Atlantida Film Fest: Tom à la ferme, rubio platino en peligro

Tengo una relación con Xavier Dolan de puro amor-odio. Sus películas me irritan y fascinan a partes iguales, y el jovenzuelo director siempre consigue darme una de cal y una de arena para que no me olvide de él. Me atrapa con su falso universo magnético para a continuación escupirme una de sus boutades de niño repelente sabelotodo. Pero como ese enemigo al que uno secretamente idolatra, nunca puedo parar de observar al pequeño bastardo canadiense.

Su primera película Yo maté a mi madre me horrorizó pero no pude dejar de mirarla con cierto gustillo, como el que rasca obsesivamente una herida de forma placentera. La exasperante historia de una madre y un hijo muy disfuncionales pero muy cools me arrastró hacia el ataque de nervios. Dolan llevaba la lección bien aprendida sableando sin miramentos a Gus Van Sant, Won Kar-wai o Almodóvar.

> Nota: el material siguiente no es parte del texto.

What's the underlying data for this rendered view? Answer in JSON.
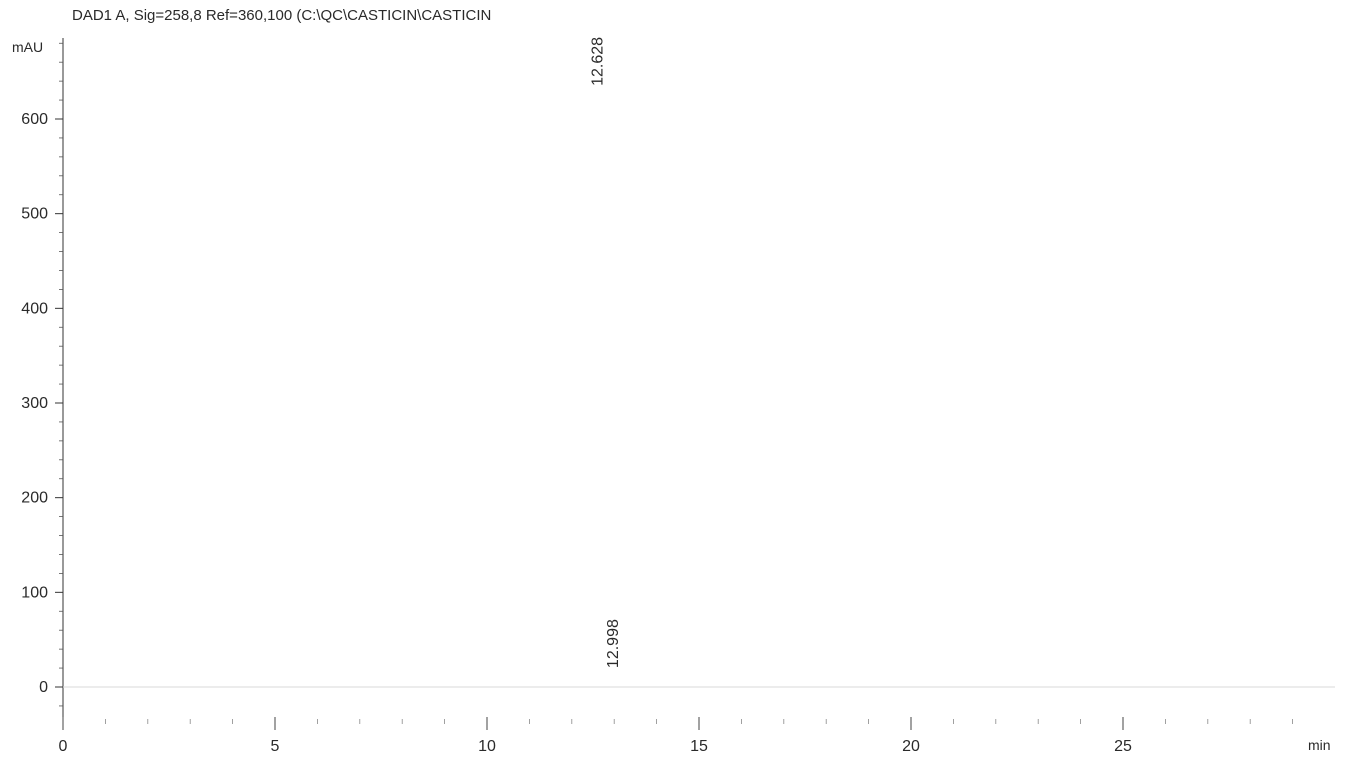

Los amores imaginarios, su segundo largometraje y su mejor película, es ligera, divertida, colorida y ridícula. Cuando no trata de ser trascendente y simplemente relata con frescura su versión esteta del amor en tiempos confusos Dolan acierta. Eso sí, Xavier no se priva de alguna de sus tonterias y de vez en cuando se le va la mano con sus indolencia adolescente.

Tom à la ferme

Laurence Anyways es su proyeto más ambicioso. Un drama a través de los tiempos sobre la relación de un transexual con su novia. Todo en esta película es exaltación, ansiedad y emoción desmedida en el peor de los sentidos que yo pueda imaginar. En su intento de hacerlo todo a lo grande, excesivo y épico, se queda en lo superficial e irrisorio.

Y llegamos al fin a la película que nos compete. Hay en este Tom en la granja un intento expreso de cambio, de giro con respecto a su anterior obra. Dolan se mueve por derroteros más sombríos, siniestros y turbios. Intenta despojarse de florituras superfluas, depura su eufórico estilo y se apunta al menos es más: lo consigue finalmente a medias.

Bajo el aspecto y los pilares de un thriller, de una cinta de suspense clásica, Dolan fija esta vez su mirada tanto en Alfred Hitchcock como en Roman Polanski. Un joven viaja a un pueblo perdido de Quebec para asistir al entierro de un “amigo especial”. Allí se encuentra con la madre del fallecido, que no tiene la menor idea de que relación guarda con su difunto hijo, y con el hermano de este, con el que se establecerá una oscura relación de posesión y violencia.

Tom à la ferme

Basada en la obra de teatro de Michel Marc Bouchard, la propuesta conserva signos de teatralidad y austeridad en su puesta en escena. Aunque a veces Dolan prefiere jugar a la confusión a través de una fría y distante planificacón que a mostrar abierta y frontalmente qué ocurre en cada encuadre.

La atmósfera opresiva, la tensión y los personajes están bien conseguidos. El aroma a pulsión sexual reprimida es su gran baza. La música, aunque demasiado presente y reiterativa, tiene su sentido si pensamos en Bernand Herrmann y en sus formas de empujarnos hacia estados de angustia (salvando siempre mucho la distancias). Pero el gran problema de este director es que siempre consigue que algo chirrie estrepitósamente, y cuando rueda una secuencia con gusto y precisión no tarda en volver (un poco menos que en sus pelis anteriores) a su caligrafía manierista y afectada (vease la escena del tango). Al final uno se queda con la sensación de que se ha manejado un material muy interesante, que a veces se le saca partido y otras se deja escapar sin rematar debidamente. Cuando Tom à la ferme llega a su fin, parece que su conclusión es abrupta, torpe y casi inacabada.

El joven Xavier tiene veintipocos años, varias películas a sus espaldas que han viajado por los festivales más importantes del mundo y mucha carrera por delante. Ese egocentrismo propio de su edad, y que parece ser la fuerza motriz de su discurso, es al mismo tiempo creador y destructor de todo su universo.